After years of working in HR, I decided to leave my safe, lucrative corporate gig to become a career coach. Lots of people thought I was crazy. Admittedly, there were plenty of times when I questioned my decision too.

Until...

One of the most interesting and valuable parts of my coach training was around Neuro-linguistic Programming (NLP). It's when you help people identify and understand their thought patterns so they can reshape them to get different, better results. As an Engineering Psychology major in college, the idea we could retrain our brains to think differently so we could act differently made complete sense to me. I've used NLP on myself and in my coaching practice ever since. Especially, when it comes to battling negative self-talk (NST).

4 StepsTo Killing Your NST

First off, it's important to note everyone has NST. I don't care how successful and confident a person appears to be, he or she has NST - just like you. The difference is, they've likely conditioned themselves to actively address it. Which means, you can too. Here's more good news: It's not rocket science. But, it does take practice. 

It works like this:

Step 1: Catch yourself in the act of NST. You need to recognize when some unhappy, unproductive thoughts are dominating your brain. It's amazing how good we can get at ignoring negative self-talk. But, if you really pay attention, you'll see the signs. If you're agitated, moody, emotional, or can't sleep, you can thank NST for that.
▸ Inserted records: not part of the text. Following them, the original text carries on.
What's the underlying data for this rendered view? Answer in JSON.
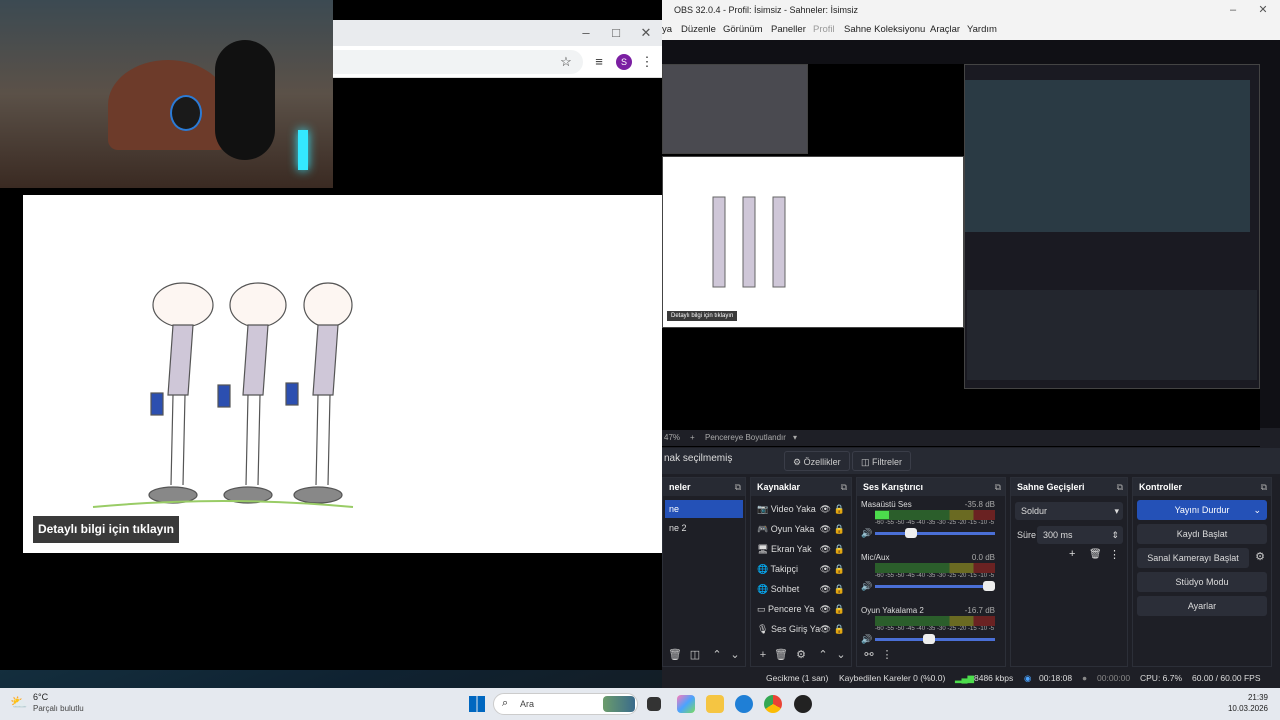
{
  "browser": {
    "toolbar_icons": [
      "star-icon",
      "playlist-icon",
      "menu-icon"
    ],
    "avatar_letter": "S",
    "window_controls": [
      "–",
      "□",
      "✕"
    ],
    "cta": "Detaylı bilgi için tıklayın"
  },
  "obs": {
    "title": "OBS 32.0.4 - Profil: İsimsiz - Sahneler: İsimsiz",
    "menu": [
      "ya",
      "Düzenle",
      "Görünüm",
      "Paneller",
      "Profil",
      "Sahne Koleksiyonu",
      "Araçlar",
      "Yardım"
    ],
    "window_controls": [
      "–",
      "□",
      "✕"
    ],
    "preview_caption": "Detaylı bilgi için tıklayın",
    "zoom": "47%",
    "zoom_mode": "Pencereye Boyutlandır",
    "source_status": "nak seçilmemiş",
    "properties_button": "Özellikler",
    "filters_button": "Filtreler",
    "scenes": {
      "title": "neler",
      "items": [
        "ne",
        "ne 2"
      ]
    },
    "sources": {
      "title": "Kaynaklar",
      "items": [
        {
          "label": "Video Yaka",
          "icon": "camera-icon"
        },
        {
          "label": "Oyun Yaka",
          "icon": "gamepad-icon"
        },
        {
          "label": "Ekran Yak",
          "icon": "monitor-icon"
        },
        {
          "label": "Takipçi",
          "icon": "globe-icon"
        },
        {
          "label": "Sohbet",
          "icon": "globe-icon"
        },
        {
          "label": "Pencere Ya",
          "icon": "window-icon"
        },
        {
          "label": "Ses Giriş Ya",
          "icon": "microphone-icon"
        }
      ]
    },
    "mixer": {
      "title": "Ses Karıştırıcı",
      "ticks": "-60 -55 -50 -45 -40 -35 -30 -25 -20 -15 -10 -5 0",
      "channels": [
        {
          "name": "Masaüstü Ses",
          "db": "-35.8 dB",
          "level": 0.12,
          "volume": 0.3
        },
        {
          "name": "Mic/Aux",
          "db": "0.0 dB",
          "level": 0.0,
          "volume": 0.95
        },
        {
          "name": "Oyun Yakalama 2",
          "db": "-16.7 dB",
          "level": 0.0,
          "volume": 0.45
        }
      ]
    },
    "transitions": {
      "title": "Sahne Geçişleri",
      "selected": "Soldur",
      "duration_label": "Süre",
      "duration": "300 ms"
    },
    "controls": {
      "title": "Kontroller",
      "buttons": [
        "Yayını Durdur",
        "Kaydı Başlat",
        "Sanal Kamerayı Başlat",
        "Stüdyo Modu",
        "Ayarlar"
      ]
    },
    "status": {
      "delay": "Gecikme (1 san)",
      "dropped": "Kaybedilen Kareler 0 (%0.0)",
      "bitrate": "8486 kbps",
      "stream_time": "00:18:08",
      "rec_time": "00:00:00",
      "cpu": "CPU: 6.7%",
      "fps": "60.00 / 60.00 FPS"
    }
  },
  "taskbar": {
    "temperature": "6°C",
    "condition": "Parçalı bulutlu",
    "search_placeholder": "Ara",
    "time": "21:39",
    "date": "10.03.2026"
  }
}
Step 2: Write it all down - ALL of it. Grab  piece of paper, or hop on your computer and start writing out everything you're thinking. Don't filter. Just keep writing until there's nothing left. Ignore the randomness of your thoughts. Don't judge the scattered statements running through your head. The point is to relieve your brain of the NST tsnami overwhelming your thoughts.

NOTE: For this to work, you must physically write out the NST. Don't think you can just ponder it.  Let's face it, that's what you've been doing thus far and it's failed you. Plus, as you'll see in the next step, there's more writing to do that you definitely can't do in your head (yet).

Step 3: Challenge every assumption. Our thoughts are subjective. We interpret our situation to help us rationalize i.e. to make sense of our world. Unfortunately, it's our human nature to avoid pain and failure, so we tend to create negative thoughts designed to keep us from taking risks. We make assumptions and broad generalizations to help us cope. We create NST. It's time to call out your NST for what it is - lies designed to hold you back from going after your dreams. How do you do that? Ask yourself two questions about every thought you wrote down as follows:

A) Where is this NST coming from?

B) What concrete proof do I have that this assumption is valid?

Here are some examples:

NST: I am not successful enough.
CHALLENGE: Says who? What definition of success am I using?

NST: I am not smart enough to achieve my goals.
CHALLENGE: What proof do I have I'm not smart enough?

NST: I am a failure.
CHALLENGE: Am I really failing in all areas of my life? What's my definition of success?

By questioning the source and validity of the NST, you can start to see how your brain is manipulating your thoughts. Which means, you can fight back as follows:

Step 4: Re-write and repeat for sixty seconds. Now, take your NST and re-write each statement into something objective, and if possible, positive. Then, read and repeat in your mind for one minute the new, better self-talk. 

ie. I'm not a failure. That's a bogus generalization and I need to stop acting dramatic and see the progress I am making. I'm learning and growing as a professional. I am getting better every day. I believe in Experience + Learn = Grow. And, I need to keep trying if I want to succeed.

If You Don't Fight Back, Who Will?

There's nobody inside your head, but you. If you want to be more positive, more confident, and ultimately, more successful, you have to train your brain to think in a way that will motivate your actions. The more you mindfully practice the technique above, the easier it will be for your to squash NST when it pops up.